Mozilla telah mempelajari kemampuan untuk mengidentifikasi pengguna berdasarkan riwayat kunjungan ke berbagai situs. Majalah tersebut dapat dilihat oleh orang yang tidak berwenang atau berbagai layanan dan situs. Selama studi, Mozilla memeriksa profil dari sekitar 52.000 pengguna Firefox yang setuju untuk berpartisipasi dalam proyek dengan memasang ekstensi OpenWPM Firefox.



Pengumpulan data dilakukan mulai 16 Juli hingga 13 Agustus 2019. Para pengembang berhasil mendapatkan informasi lebih dari 35 juta halaman yang dikunjungi dan 660 ribu domain. Rata-rata, setiap peserta studi melihat 8 domain per hari.



Penelitian terdiri dari dua tahap. Yang pertama, karyawan Mozilla mengumpulkan statistik tentang kunjungan domain, dan yang kedua, mereka mencoba mengidentifikasi pengguna dari data yang diperoleh sebelumnya. Interval waktu antara kedua tahap tersebut adalah 7 hari. Pada tahap kedua, dengan sampel 50 atau lebih lokasi yang dikunjungi, 50% pengguna diidentifikasi. Ketika sampel ditingkatkan menjadi 150 atau lebih domain, 80% pengguna diidentifikasi.





Ternyata , keunikan profil situs sejarah yang diperoleh adalah 99%.



Penulis proyek juga memeriksa 10.000 situs untuk ketersediaan alat untuk identifikasi pengguna. ID pengguna dari Google ditemukan di 9.823 situs, 7.348 dari Facebook, dan 5.500 dari Verizon. Alat ini memungkinkan pemilik sumber daya populer untuk mengidentifikasi pengguna dengan probabilitas tinggi.



Para peneliti mencatat bahwa sekarang ada cara baru untuk mengidentifikasi pengguna. Misalnya, mengevaluasi pengaturan cache HSTS dan menganalisis status properti CSS yang dikunjungi.

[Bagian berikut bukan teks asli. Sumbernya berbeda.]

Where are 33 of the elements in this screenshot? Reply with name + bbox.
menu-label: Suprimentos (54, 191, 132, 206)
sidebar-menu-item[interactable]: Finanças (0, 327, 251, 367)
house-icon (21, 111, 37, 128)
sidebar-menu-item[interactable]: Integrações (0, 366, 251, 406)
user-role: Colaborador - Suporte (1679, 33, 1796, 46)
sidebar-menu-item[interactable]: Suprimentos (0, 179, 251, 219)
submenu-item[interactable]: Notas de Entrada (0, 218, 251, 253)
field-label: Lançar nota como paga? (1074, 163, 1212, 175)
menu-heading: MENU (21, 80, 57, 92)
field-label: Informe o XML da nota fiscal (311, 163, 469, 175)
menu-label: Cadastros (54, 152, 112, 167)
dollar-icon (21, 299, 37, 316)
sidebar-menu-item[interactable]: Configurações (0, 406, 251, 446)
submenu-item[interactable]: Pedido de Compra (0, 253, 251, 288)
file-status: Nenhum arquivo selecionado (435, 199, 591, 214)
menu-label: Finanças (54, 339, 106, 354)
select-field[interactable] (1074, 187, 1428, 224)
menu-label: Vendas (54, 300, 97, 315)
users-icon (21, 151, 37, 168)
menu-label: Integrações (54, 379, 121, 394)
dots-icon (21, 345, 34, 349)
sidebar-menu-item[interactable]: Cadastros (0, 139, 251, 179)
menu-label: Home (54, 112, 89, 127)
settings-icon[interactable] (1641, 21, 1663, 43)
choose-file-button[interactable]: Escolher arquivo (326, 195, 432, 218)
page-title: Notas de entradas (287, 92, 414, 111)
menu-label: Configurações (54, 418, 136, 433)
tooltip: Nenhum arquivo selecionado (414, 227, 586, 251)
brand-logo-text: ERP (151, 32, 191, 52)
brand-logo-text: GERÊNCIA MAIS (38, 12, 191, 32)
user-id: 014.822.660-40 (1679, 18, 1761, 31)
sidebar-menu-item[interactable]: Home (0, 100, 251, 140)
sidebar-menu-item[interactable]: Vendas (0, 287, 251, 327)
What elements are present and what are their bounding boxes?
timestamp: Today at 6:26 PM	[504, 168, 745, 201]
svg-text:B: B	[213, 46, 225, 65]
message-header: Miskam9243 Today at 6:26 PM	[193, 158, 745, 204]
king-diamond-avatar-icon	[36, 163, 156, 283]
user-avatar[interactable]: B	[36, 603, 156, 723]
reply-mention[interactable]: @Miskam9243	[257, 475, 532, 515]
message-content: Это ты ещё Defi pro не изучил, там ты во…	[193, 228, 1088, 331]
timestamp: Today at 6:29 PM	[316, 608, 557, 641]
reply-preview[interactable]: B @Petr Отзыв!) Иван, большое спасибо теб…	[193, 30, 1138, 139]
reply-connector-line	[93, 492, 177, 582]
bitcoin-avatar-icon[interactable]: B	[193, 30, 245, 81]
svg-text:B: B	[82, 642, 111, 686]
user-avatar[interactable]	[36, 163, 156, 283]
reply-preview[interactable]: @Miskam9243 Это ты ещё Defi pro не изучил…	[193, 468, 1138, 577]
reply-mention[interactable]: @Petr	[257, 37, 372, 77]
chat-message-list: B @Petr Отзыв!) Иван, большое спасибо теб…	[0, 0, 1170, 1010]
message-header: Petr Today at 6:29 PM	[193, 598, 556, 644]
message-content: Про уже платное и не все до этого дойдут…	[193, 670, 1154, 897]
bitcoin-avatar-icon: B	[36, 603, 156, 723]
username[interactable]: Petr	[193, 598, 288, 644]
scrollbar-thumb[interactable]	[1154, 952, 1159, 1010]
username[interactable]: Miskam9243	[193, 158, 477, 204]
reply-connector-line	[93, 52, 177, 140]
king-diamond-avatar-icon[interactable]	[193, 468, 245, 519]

Selain itu, dalam beberapa kasus, dengan menghitung domain populer dalam kode JavaScript dengan memperkirakan waktu akses ke sumber daya, dimungkinkan untuk mengetahui apakah pengguna telah mengunjungi situs yang diinginkan. Namun, cookie masih merupakan cara paling populer untuk mengidentifikasi pengunjung.







Mozilla mencatat bahwa sebagian besar pengguna tidak mengetahui alat untuk melindungi dari identifikasi oleh pemilik situs atau orang lain. Misalnya, Edge dan Firefox memiliki perlindungan bawaan berdasarkan daftar hitam kredensial vendor yang berbeda. Browser Tor secara berkala mengubah sidik jari digital pengguna. Benar, metode ini dalam beberapa kasus menyebabkan masalah dengan tampilan situs. Mozilla mengusulkan untuk secara aktif mendidik pengguna tentang cara melindungi data pribadi dan memanfaatkan alat perangkat lunak secara ekstensif untuk memastikan privasi.